Congratulations, Rachel, on passing part 2 (of 4 parts) of your CPA. Passing the first time, again! Beginners luck, or just super-smart? Deloitte is luckier than a drunken lottery winner for landing you. BEC and REG down, FAR and AUD to go.

CPA current events: A few years ago, accounting geeks complained that the "all-or-nothing" 1-weekend CPA exam was too gruelling. If the student didn't pass all 4 sections of the exam over the 2-day period, the student had to retake the exam months later. Everyone thinks they love the new system, whereby prospective CPAs have up to 18 months to complete the four sections at their own pace. Sounds great, and so think the students (including Rachel). I (Rob) have another theory - now that students have 18 months to take 4 separate tests, the level of business acumen and financial analysis required to exceed the 75th percentile passing score has increased commensurately. Students have more time to focus their energy on a specific test, and test-makers have more leeway to intensify each test's scope and difficulty. My own anecdotal evidence reveals that fewer people are passing the CPA, either from fatigue, indifference, or intensified difficulty and competition. What does this mean for the future of the accounting world? I predict that the CPA will be both more distinguished if you have it, and less necessary if you don't. Those who have a CPA will end up being managers who oversee business decisions and subordinates. However, it will also be more unnecessary on a daily-basis as fewer people manage to acquire the designation.
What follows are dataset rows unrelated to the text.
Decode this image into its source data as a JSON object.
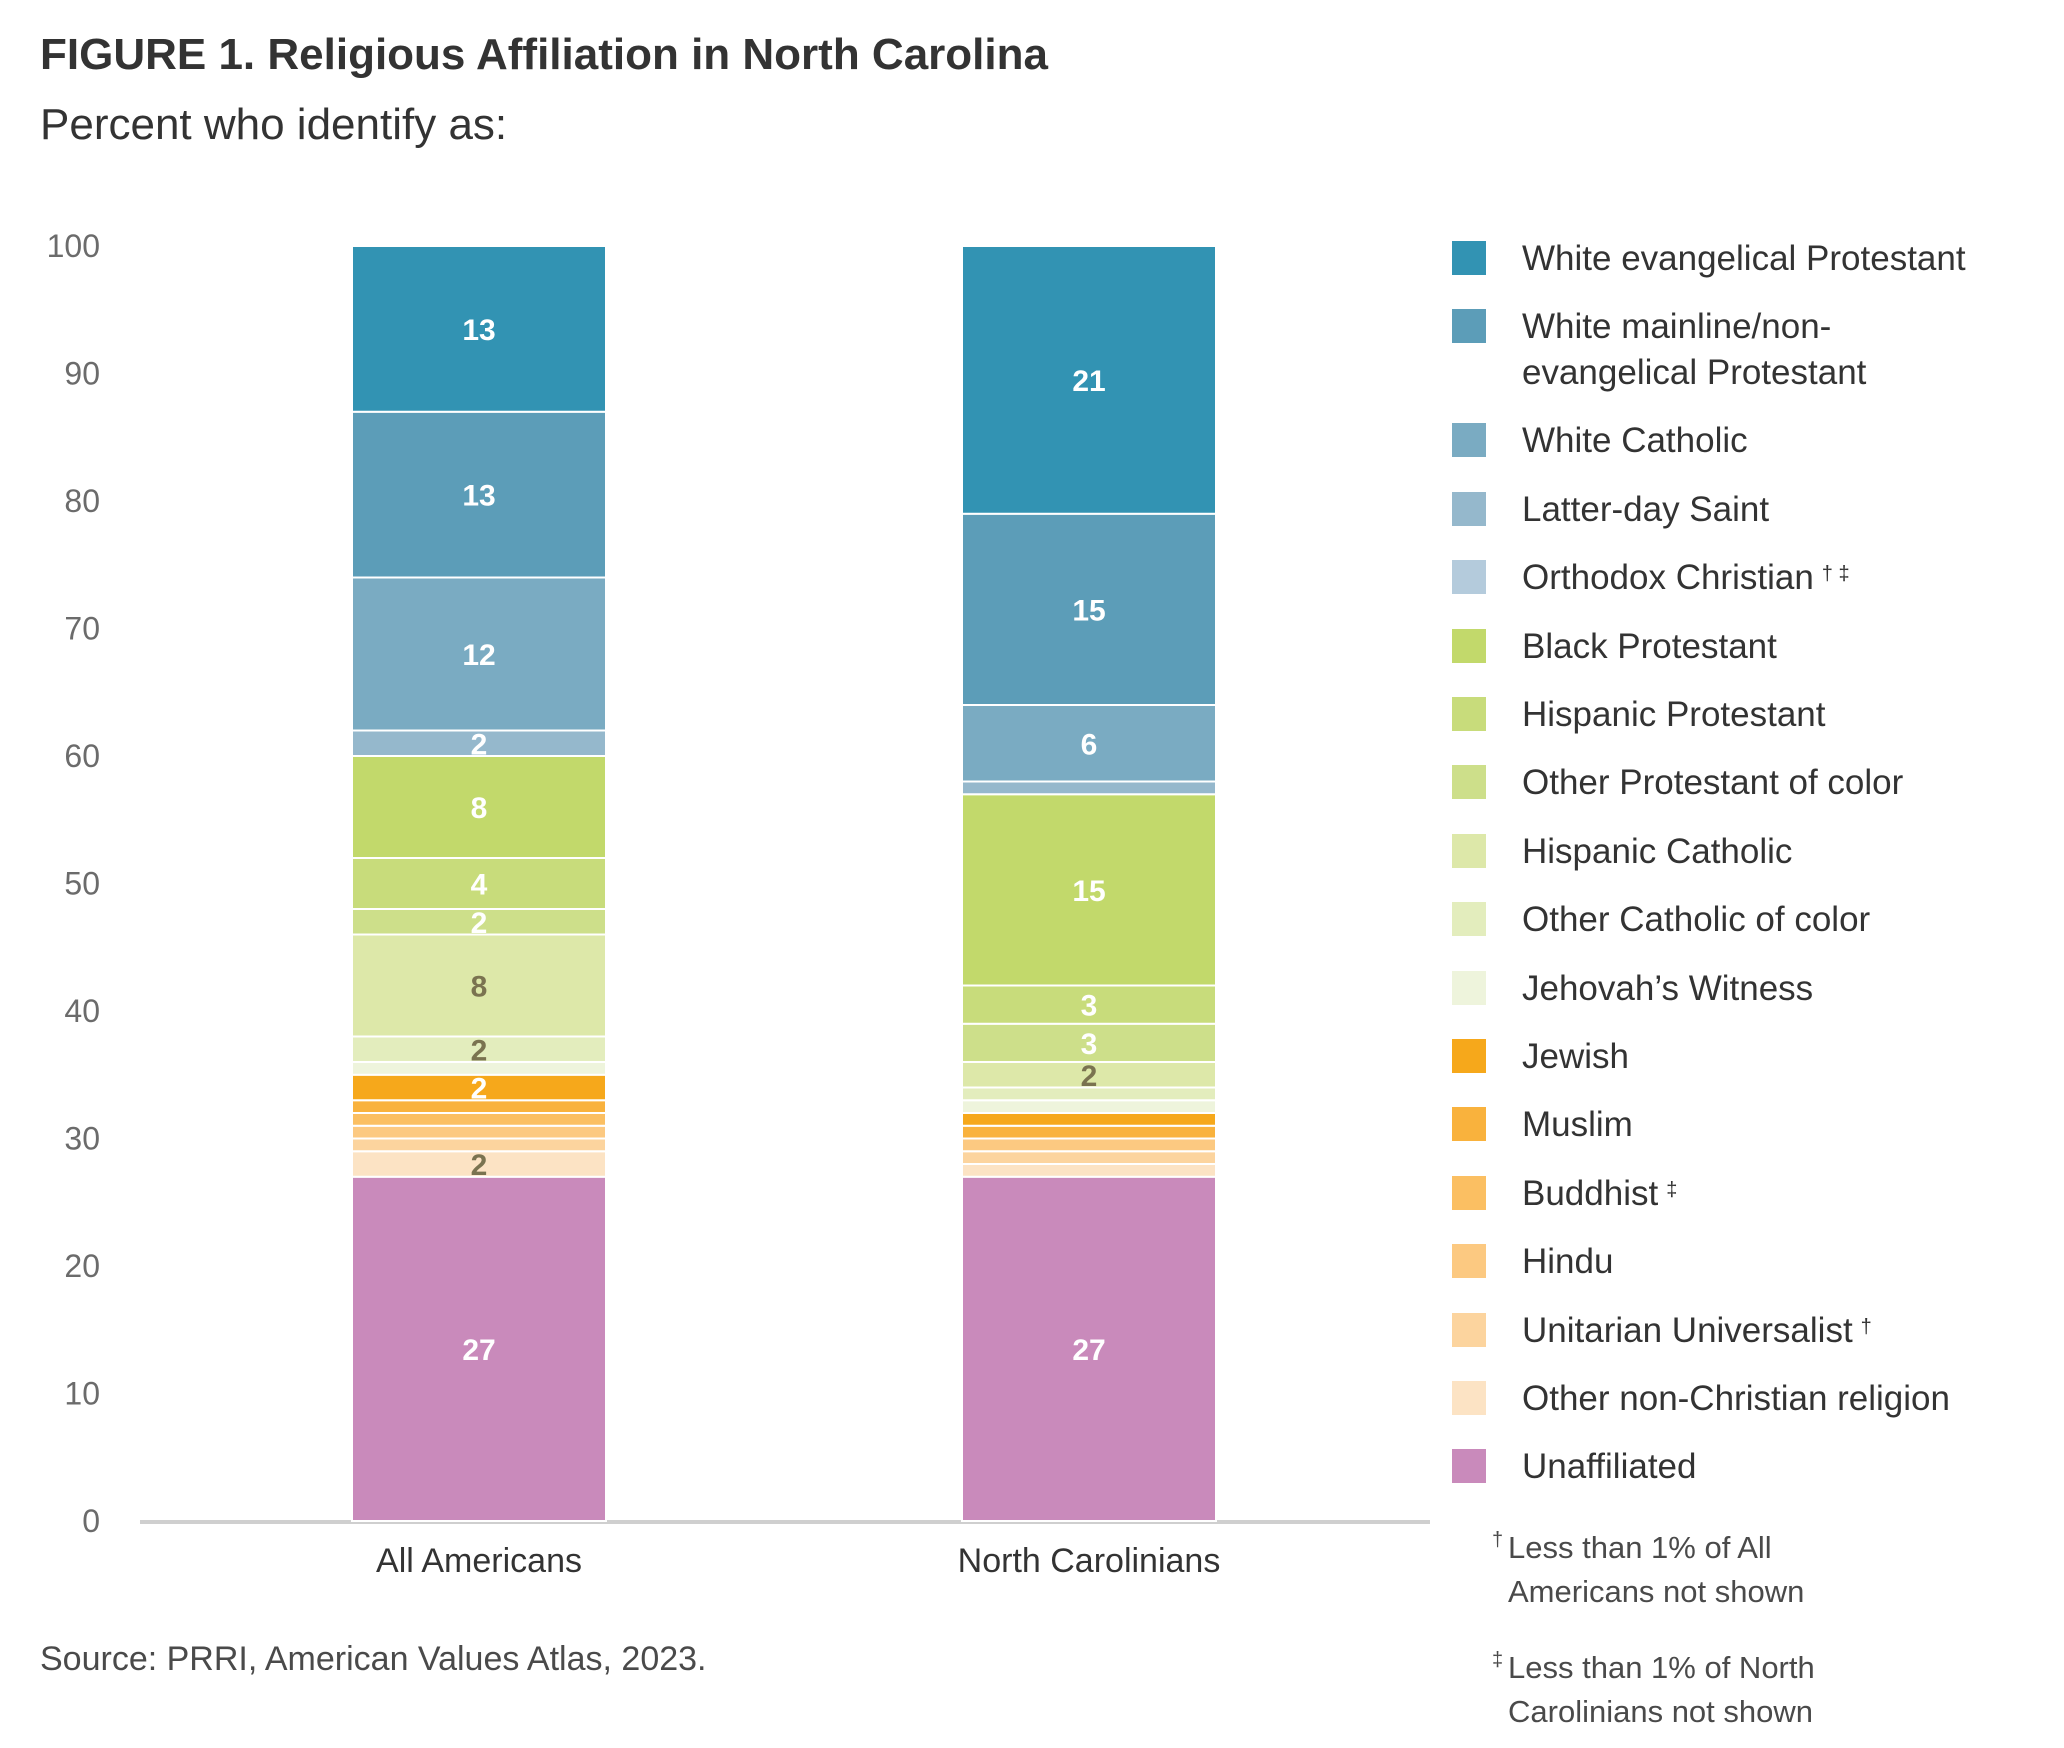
{
  "title": "FIGURE 1. Religious Affiliation in North Carolina",
  "subtitle": "Percent who identify as:",
  "source": "Source: PRRI, American Values Atlas, 2023.",
  "notes": [
    {
      "mark": "†",
      "text": "Less than 1% of All\nAmericans not shown"
    },
    {
      "mark": "‡",
      "text": "Less than 1% of North\nCarolinians not shown"
    }
  ],
  "chart_data": {
    "type": "bar",
    "stacked": true,
    "categories": [
      "All Americans",
      "North Carolinians"
    ],
    "ylim": [
      0,
      100
    ],
    "yticks": [
      0,
      10,
      20,
      30,
      40,
      50,
      60,
      70,
      80,
      90,
      100
    ],
    "grid": false,
    "legend_position": "right",
    "series": [
      {
        "name": "Unaffiliated",
        "color": "#c98abb",
        "values": [
          27,
          27
        ],
        "labels": [
          "27",
          "27"
        ],
        "label_color": "#ffffff"
      },
      {
        "name": "Other non-Christian religion",
        "color": "#fce3c4",
        "values": [
          2,
          1
        ],
        "labels": [
          "2",
          ""
        ],
        "label_color": "#7a7350"
      },
      {
        "name": "Unitarian Universalist",
        "footnote": "†",
        "color": "#fcd49e",
        "values": [
          1,
          1
        ],
        "labels": [
          "",
          ""
        ],
        "label_color": "#7a7350"
      },
      {
        "name": "Hindu",
        "footnote": "",
        "color": "#fcc981",
        "values": [
          1,
          1
        ],
        "labels": [
          "",
          ""
        ],
        "label_color": "#7a7350"
      },
      {
        "name": "Buddhist",
        "footnote": "‡",
        "color": "#fbbf62",
        "values": [
          1,
          0
        ],
        "labels": [
          "",
          ""
        ],
        "label_color": "#7a7350"
      },
      {
        "name": "Muslim",
        "color": "#f9b23d",
        "values": [
          1,
          1
        ],
        "labels": [
          "",
          ""
        ],
        "label_color": "#7a7350"
      },
      {
        "name": "Jewish",
        "color": "#f6a81b",
        "values": [
          2,
          1
        ],
        "labels": [
          "2",
          ""
        ],
        "label_color": "#ffffff"
      },
      {
        "name": "Jehovah’s Witness",
        "color": "#eef4dc",
        "values": [
          1,
          1
        ],
        "labels": [
          "",
          ""
        ],
        "label_color": "#7a7350"
      },
      {
        "name": "Other Catholic of color",
        "color": "#e3edbd",
        "values": [
          2,
          1
        ],
        "labels": [
          "2",
          ""
        ],
        "label_color": "#7a7350"
      },
      {
        "name": "Hispanic Catholic",
        "color": "#dde8a9",
        "values": [
          8,
          2
        ],
        "labels": [
          "8",
          "2"
        ],
        "label_color": "#7a7350"
      },
      {
        "name": "Other Protestant of color",
        "color": "#cddf8a",
        "values": [
          2,
          3
        ],
        "labels": [
          "2",
          "3"
        ],
        "label_color": "#ffffff"
      },
      {
        "name": "Hispanic Protestant",
        "color": "#c8dc7b",
        "values": [
          4,
          3
        ],
        "labels": [
          "4",
          "3"
        ],
        "label_color": "#ffffff"
      },
      {
        "name": "Black Protestant",
        "color": "#c2d96b",
        "values": [
          8,
          15
        ],
        "labels": [
          "8",
          "15"
        ],
        "label_color": "#ffffff"
      },
      {
        "name": "Orthodox Christian",
        "footnote": "† ‡",
        "color": "#b4cbdc",
        "values": [
          0,
          0
        ],
        "labels": [
          "",
          ""
        ],
        "label_color": "#ffffff"
      },
      {
        "name": "Latter-day Saint",
        "color": "#95b8cc",
        "values": [
          2,
          1
        ],
        "labels": [
          "2",
          ""
        ],
        "label_color": "#ffffff"
      },
      {
        "name": "White Catholic",
        "color": "#7aabc2",
        "values": [
          12,
          6
        ],
        "labels": [
          "12",
          "6"
        ],
        "label_color": "#ffffff"
      },
      {
        "name": "White mainline/non-evangelical Protestant",
        "display_name": "White mainline/non-\nevangelical Protestant",
        "color": "#5c9db8",
        "values": [
          13,
          15
        ],
        "labels": [
          "13",
          "15"
        ],
        "label_color": "#ffffff"
      },
      {
        "name": "White evangelical Protestant",
        "color": "#3293b3",
        "values": [
          13,
          21
        ],
        "labels": [
          "13",
          "21"
        ],
        "label_color": "#ffffff"
      }
    ]
  }
}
Big 4 firms spend million of dollars training bright-eyed youngsters to pass the exam, but increasingly their victory does not outweigh the Pyrrhic (self-inflicted) battle. I predict that more emphasis will be placed on obtaining a masters in accounting. Whereas today it is required to have a CPA to become a senior, in the future the only requirement will be "masters degree and 2 years of experience." Are these observations wrong? Any accountants want to comment?

1 comment:

James said...

I agree. It looks like here in Massachusetts they are lowering the ed requirements to 120credits to sit but need addt'l 30 w/in 3 years to receive certification. Having sat for the exam a couple of times now, if I could start over I would take all sections within the same month rather than piecemail over different months.